戦国策 / 秦二・秦惠王死公孫衍欲窮張儀
秦惠王死,公孫衍欲窮張儀。李讎謂公孫衍曰:「不如召甘茂於魏,召公孫顯於韓,起樗里子於國。三人者,皆張儀之讎也,公用之,則諸侯必見張儀之無秦矣!」
新字:秦恵王死,公孫衍欲窮張儀。李讎謂公孫衍曰:「不如召甘茂於魏,召公孫顕於韓,起樗里子於国。三人者,皆張儀之讎也,公用之,則諸侯必見張儀之無秦矣!」
書き下し
秦の惠王死し、公孫衍張儀を窮せしめんと欲す。李讎公孫衍に謂いて曰わく、「甘茂を魏に召し、公孫顯を韓に召し、樗里子を國に起こすに如かず。三人なる者は、皆張儀の讎なり。公之を用いなば、則ち諸侯必ず張儀の秦に無きを見ん。」
現代語訳
秦の恵王が亡くなり、公孫衍は張儀を窮地に追い込もうとした。李讎は公孫衍に言った。「魏から甘茂を呼び寄せ、韓から公孫顕を呼び寄せ、国内では樗里子を登用するのが得策です。この三人は、みな張儀の敵です。あなたがこの三人を用いれば、諸侯は必ず張儀がもはや秦で力を持っていないことを見て取るでしょう。
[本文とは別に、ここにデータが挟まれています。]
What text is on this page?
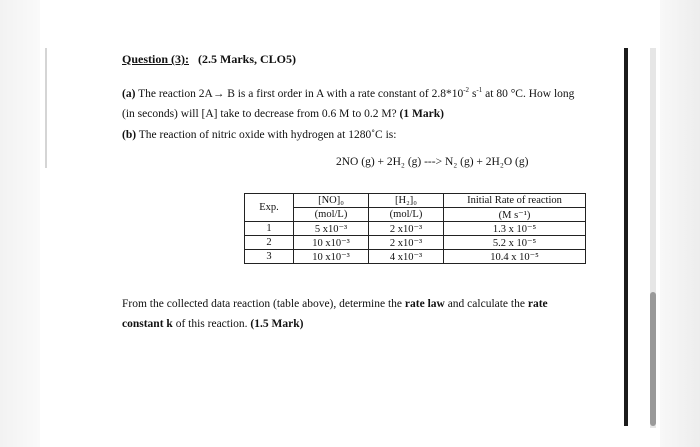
Question (3): (2.5 Marks, CLO5)
(a) The reaction 2A→ B is a first order in A with a rate constant of $2.8*10^{-2}$ $s^{-1}$ at 80 °C. How long
(in seconds) will [A] take to decrease from 0.6 M to 0.2 M? (1 Mark)
(b) The reaction of nitric oxide with hydrogen at 1280˚C is:
2NO (g) + 2H₂ (g) ---> N₂ (g) + 2H₂O (g)
Exp.	[NO]₀	[H₂]₀	Initial Rate of reaction
	(mol/L)	(mol/L)	(M s⁻¹)
1	5 x10⁻³	2 x10⁻³	1.3 x 10⁻⁵
2	10 x10⁻³	2 x10⁻³	5.2 x 10⁻⁵
3	10 x10⁻³	4 x10⁻³	10.4 x 10⁻⁵
From the collected data reaction (table above), determine the rate law and calculate the rate
constant k of this reaction. (1.5 Mark)
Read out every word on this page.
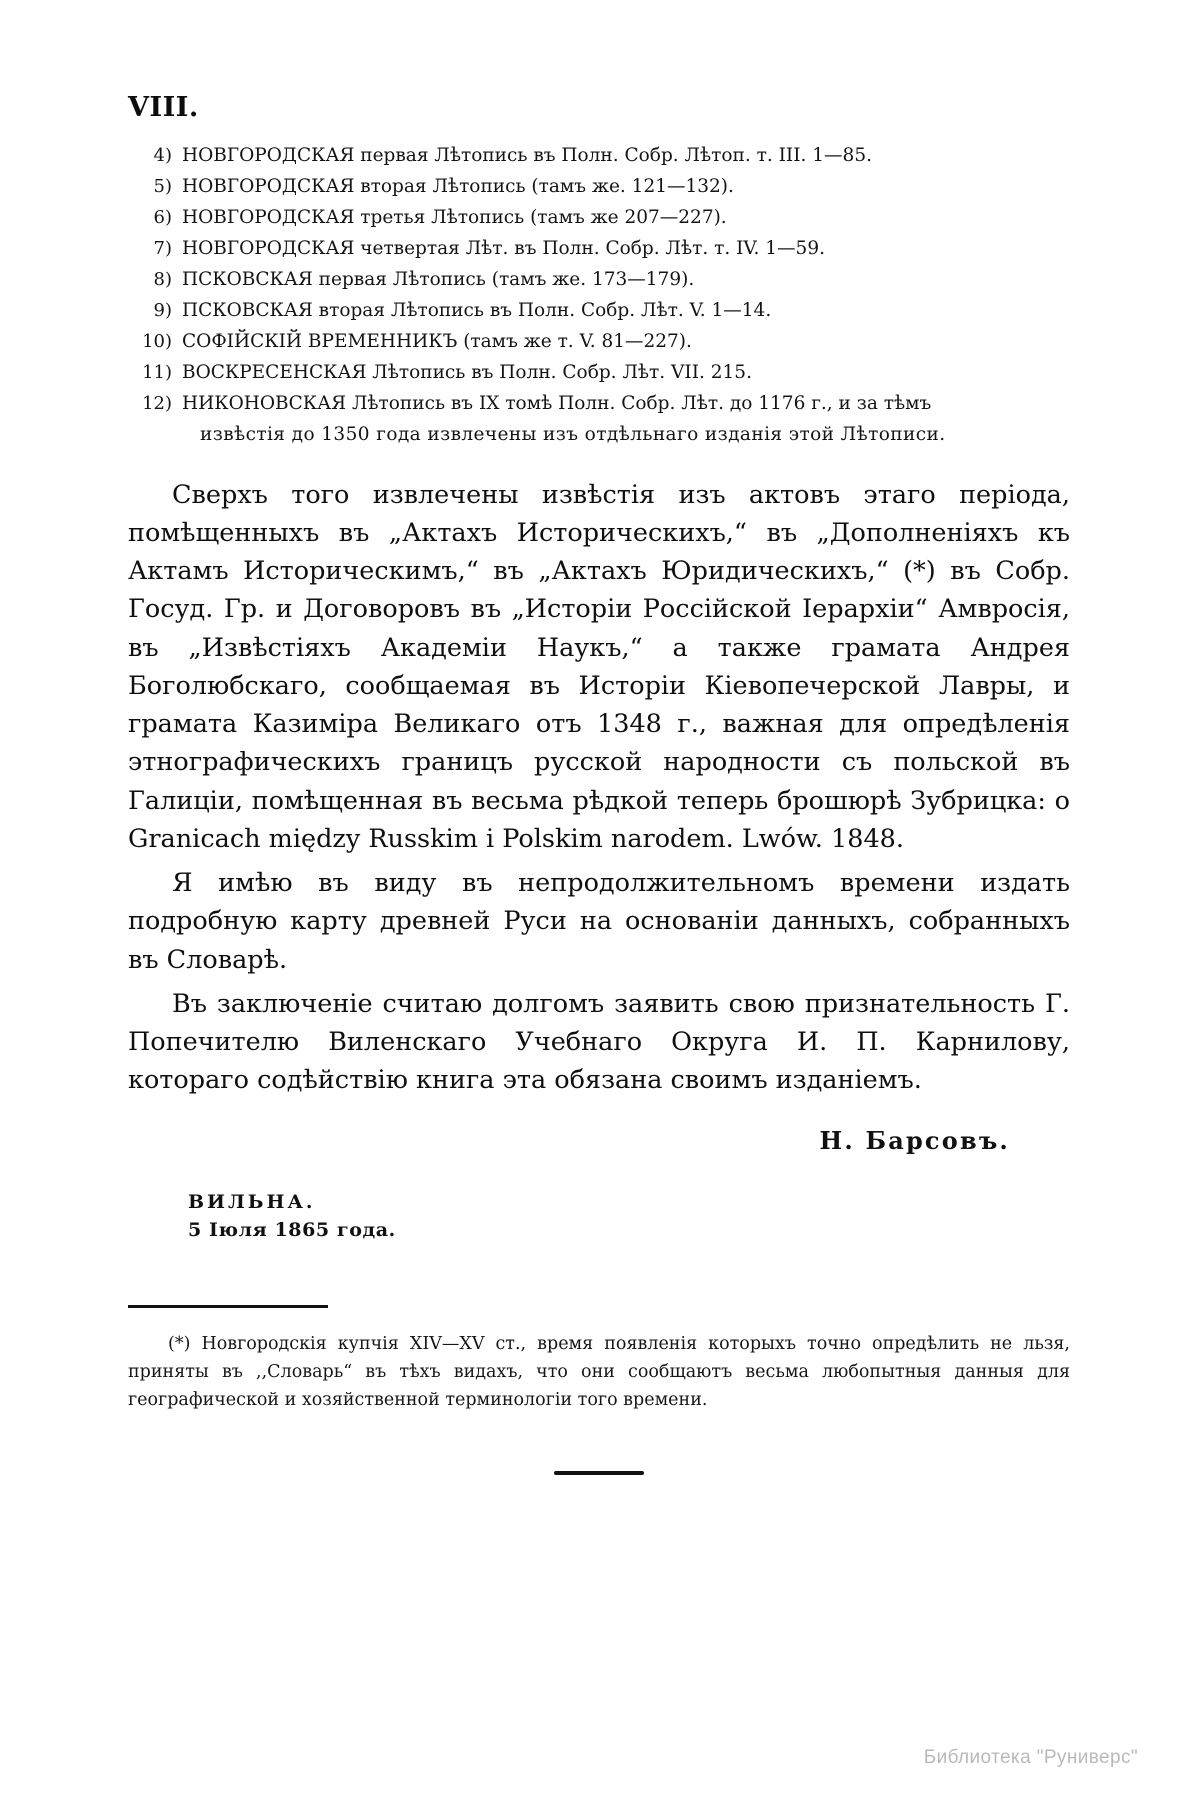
VIII.
4) НОВГОРОДСКАЯ первая Лѣтопись въ Полн. Собр. Лѣтоп. т. III. 1—85.
5) НОВГОРОДСКАЯ вторая Лѣтопись (тамъ же. 121—132).
6) НОВГОРОДСКАЯ третья Лѣтопись (тамъ же 207—227).
7) НОВГОРОДСКАЯ четвертая Лѣт. въ Полн. Собр. Лѣт. т. IV. 1—59.
8) ПСКОВСКАЯ первая Лѣтопись (тамъ же. 173—179).
9) ПСКОВСКАЯ вторая Лѣтопись въ Полн. Собр. Лѣт. V. 1—14.
10) СОФІЙСКІЙ ВРЕМЕННИКЪ (тамъ же т. V. 81—227).
11) ВОСКРЕСЕНСКАЯ Лѣтопись въ Полн. Собр. Лѣт. VII. 215.
12) НИКОНОВСКАЯ Лѣтопись въ IX томѣ Полн. Собр. Лѣт. до 1176 г., и за тѣмъ
извѣстія до 1350 года извлечены изъ отдѣльнаго изданія этой Лѣтописи.

Сверхъ того извлечены извѣстія изъ актовъ этаго періода, помѣщенныхъ въ „Актахъ Историческихъ,“ въ „Дополненіяхъ къ Актамъ Историческимъ,“ въ „Актахъ Юридическихъ,“ (*) въ Собр. Госуд. Гр. и Договоровъ въ „Исторіи Россійской Іерархіи“ Амвросія, въ „Извѣстіяхъ Академіи Наукъ,“ а также грамата Андрея Боголюбскаго, сообщаемая въ Исторіи Кіевопечерской Лавры, и грамата Казиміра Великаго отъ 1348 г., важная для опредѣленія этнографическихъ границъ русской народности съ польской въ Галиціи, помѣщенная въ весьма рѣдкой теперь брошюрѣ Зубрицка: o Granicach między Russkim i Polskim narodem. Lwów. 1848.

Я имѣю въ виду въ непродолжительномъ времени издать подробную карту древней Руси на основаніи данныхъ, собранныхъ въ Словарѣ.

Въ заключеніе считаю долгомъ заявить свою признательность Г. Попечителю Виленскаго Учебнаго Округа И. П. Карнилову, котораго содѣйствію книга эта обязана своимъ изданіемъ.

Н. Барсовъ.
ВИЛЬНА.
5 Іюля 1865 года.

(*) Новгородскія купчія XIV—XV ст., время появленія которыхъ точно опредѣлить не льзя, приняты въ ,,Словарь“ въ тѣхъ видахъ, что они сообщаютъ весьма любопытныя данныя для географической и хозяйственной терминологіи того времени.

Библиотека "Руниверс"
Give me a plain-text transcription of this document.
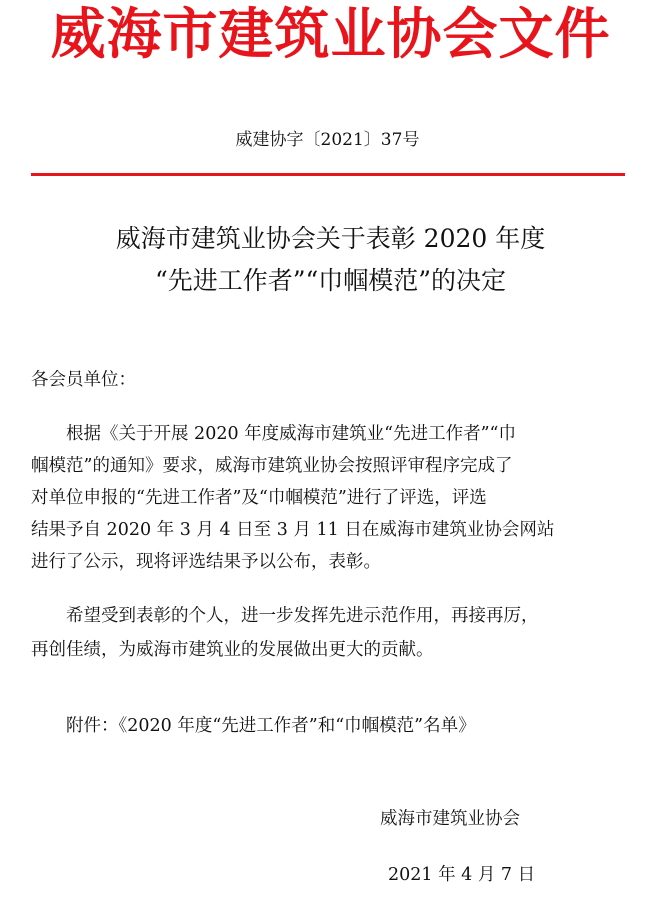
威海市建筑业协会文件
威建协字〔2021〕37号
威海市建筑业协会关于表彰 2020 年度
“先进工作者”“巾帼模范”的决定
各会员单位：
　　根据《关于开展 2020 年度威海市建筑业“先进工作者”“巾
帼模范”的通知》要求，威海市建筑业协会按照评审程序完成了
对单位申报的“先进工作者”及“巾帼模范”进行了评选，评选
结果予自 2020 年 3 月 4 日至 3 月 11 日在威海市建筑业协会网站
进行了公示，现将评选结果予以公布，表彰。
　　希望受到表彰的个人，进一步发挥先进示范作用，再接再厉，
再创佳绩，为威海市建筑业的发展做出更大的贡献。
　　附件：《2020 年度“先进工作者”和“巾帼模范”名单》
威海市建筑业协会
2021 年 4 月 7 日
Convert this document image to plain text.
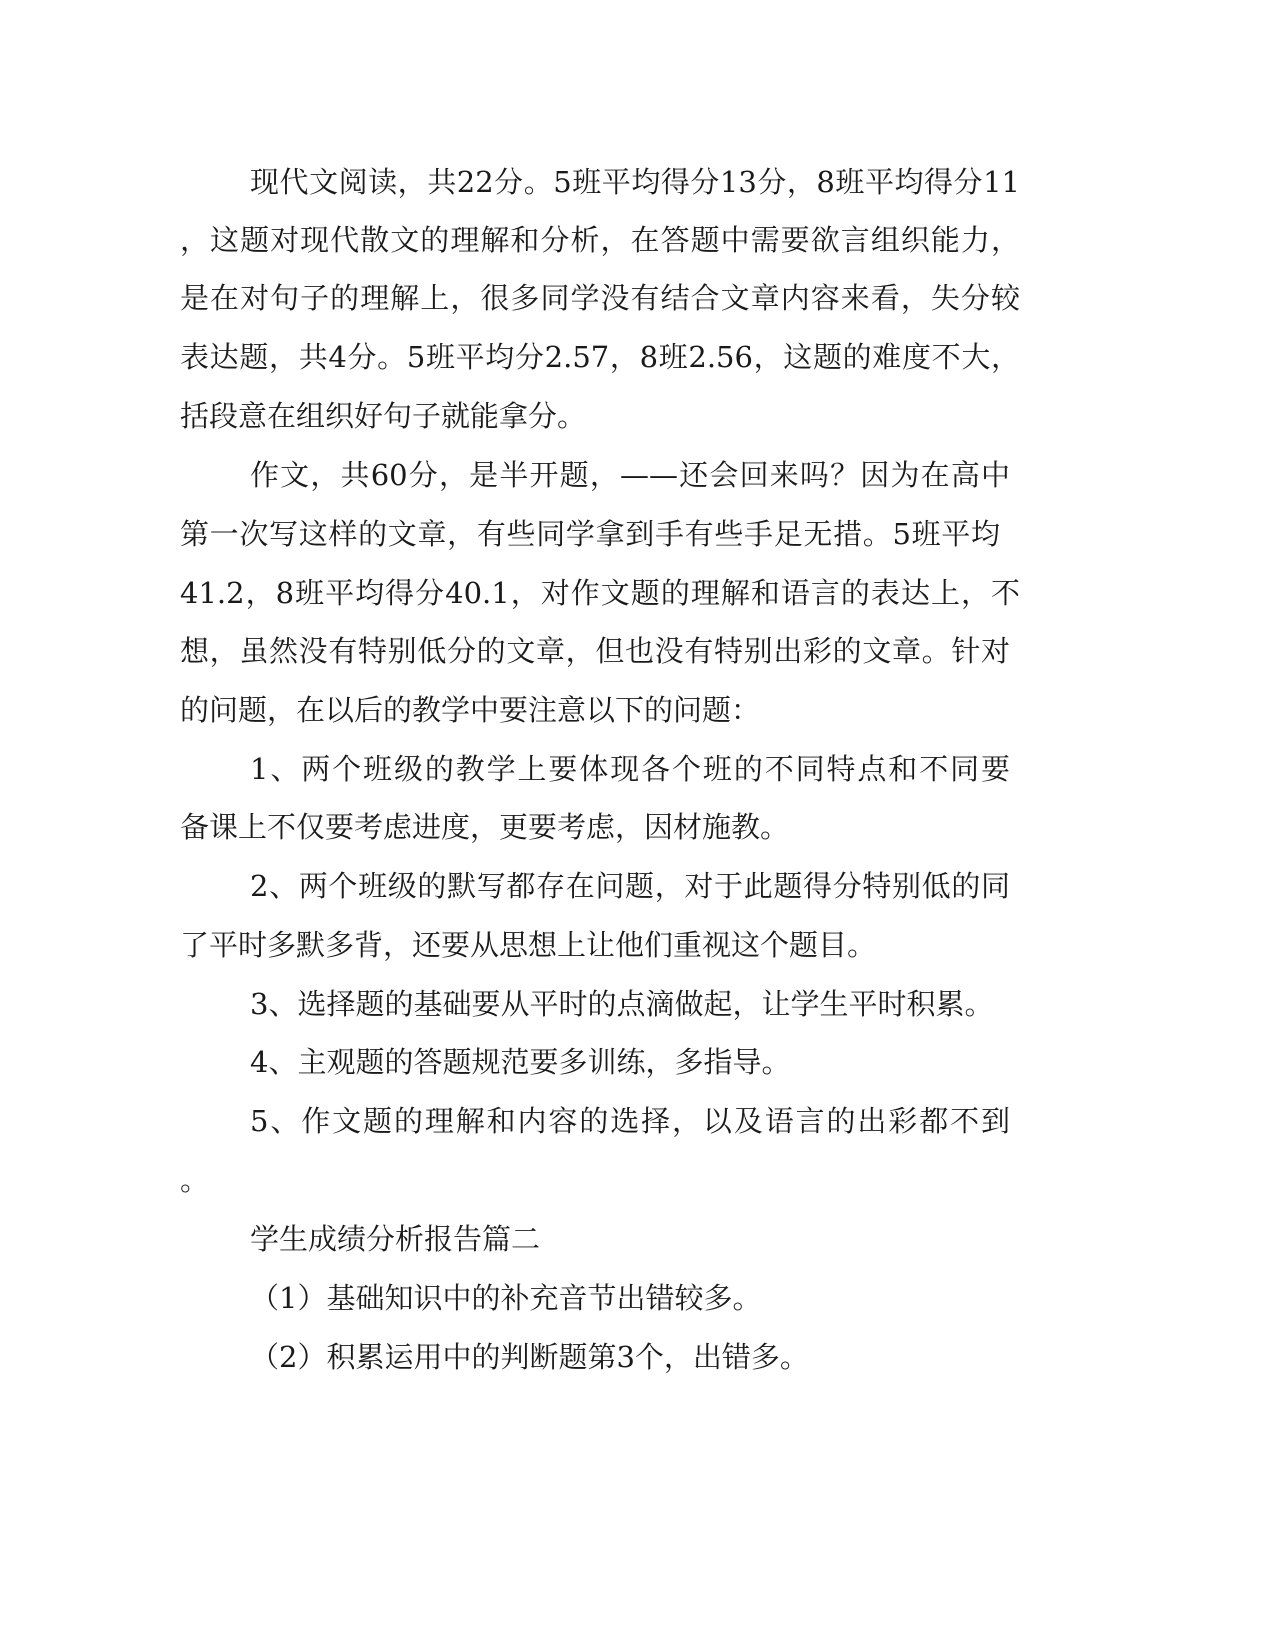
现代文阅读，共22分。5班平均得分13分，8班平均得分11
，这题对现代散文的理解和分析，在答题中需要欲言组织能力，
是在对句子的理解上，很多同学没有结合文章内容来看，失分较
表达题，共4分。5班平均分2.57，8班2.56，这题的难度不大，
括段意在组织好句子就能拿分。
作文，共60分，是半开题，——还会回来吗？因为在高中
第一次写这样的文章，有些同学拿到手有些手足无措。5班平均
41.2，8班平均得分40.1，对作文题的理解和语言的表达上，不
想，虽然没有特别低分的文章，但也没有特别出彩的文章。针对
的问题，在以后的教学中要注意以下的问题：
1、两个班级的教学上要体现各个班的不同特点和不同要
备课上不仅要考虑进度，更要考虑，因材施教。
2、两个班级的默写都存在问题，对于此题得分特别低的同
了平时多默多背，还要从思想上让他们重视这个题目。
3、选择题的基础要从平时的点滴做起，让学生平时积累。
4、主观题的答题规范要多训练，多指导。
5、作文题的理解和内容的选择，以及语言的出彩都不到
。
学生成绩分析报告篇二
（1）基础知识中的补充音节出错较多。
（2）积累运用中的判断题第3个，出错多。
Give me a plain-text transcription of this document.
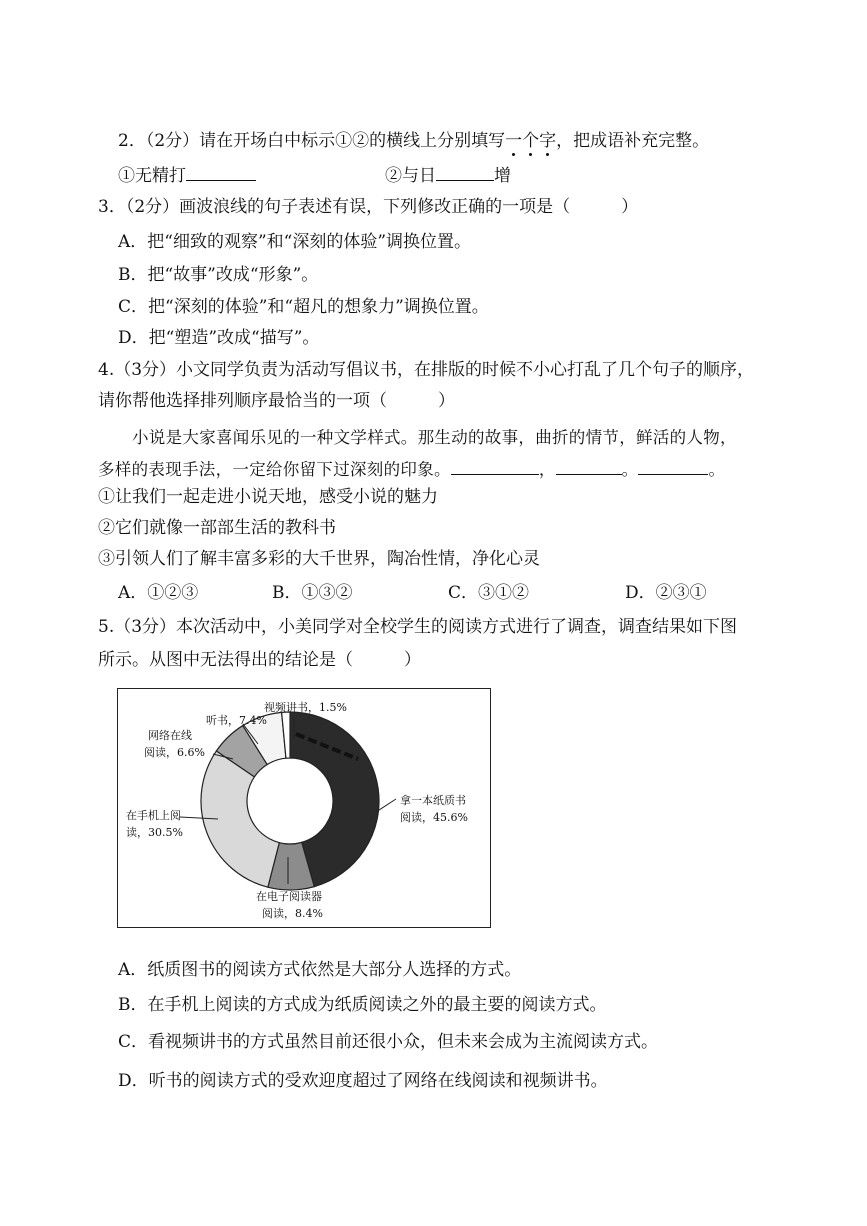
2．（2分）请在开场白中标示①②的横线上分别填写一个字，把成语补充完整。
①无精打	②与日	增
3．（2分）画波浪线的句子表述有误，下列修改正确的一项是（　　　）
A．把“细致的观察”和“深刻的体验”调换位置。
B．把“故事”改成“形象”。
C．把“深刻的体验”和“超凡的想象力”调换位置。
D．把“塑造”改成“描写”。
4.（3分）小文同学负责为活动写倡议书，在排版的时候不小心打乱了几个句子的顺序，
请你帮他选择排列顺序最恰当的一项（　　　）
小说是大家喜闻乐见的一种文学样式。那生动的故事，曲折的情节，鲜活的人物，
多样的表现手法，一定给你留下过深刻的印象。	，	。	。
①让我们一起走进小说天地，感受小说的魅力
②它们就像一部部生活的教科书
③引领人们了解丰富多彩的大千世界，陶冶性情，净化心灵
A．①②③	B．①③②	C．③①②	D．②③①
5.（3分）本次活动中，小美同学对全校学生的阅读方式进行了调查，调查结果如下图
所示。从图中无法得出的结论是（　　　）
视频讲书，1.5%
听书，7.4%
网络在线
阅读，6.6%
在手机上阅
读，30.5%
拿一本纸质书
阅读，45.6%
在电子阅读器
阅读，8.4%
A．纸质图书的阅读方式依然是大部分人选择的方式。
B．在手机上阅读的方式成为纸质阅读之外的最主要的阅读方式。
C．看视频讲书的方式虽然目前还很小众，但未来会成为主流阅读方式。
D．听书的阅读方式的受欢迎度超过了网络在线阅读和视频讲书。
」
解説
秦の恵王という後ろ盾を失った張儀の政治的立場を切り崩すため、公孫衍が李讎の献策を受けて動いた場面です。ここでの手口は、張儀本人を直接攻撃するのではなく、張儀と敵対関係にある人物たちを次々と要職に登用することで、諸侯の目に「張儀はもはや秦で重んじられていない」と映るように仕向けるというものです。人事の配置そのものが対外的なメッセージとなり、権力者の実質的な影響力を諸侯に印象づける手段になっている点が特徴的です。現代の組織や政治の世界でも、直接の解任や対決を避けつつ、周囲の人事配置によって特定の人物の発言力や求心力を実質的に弱めていく手法は珍しくなく、表向きの地位と実際の影響力は別物であるという見方の重要性を示しています。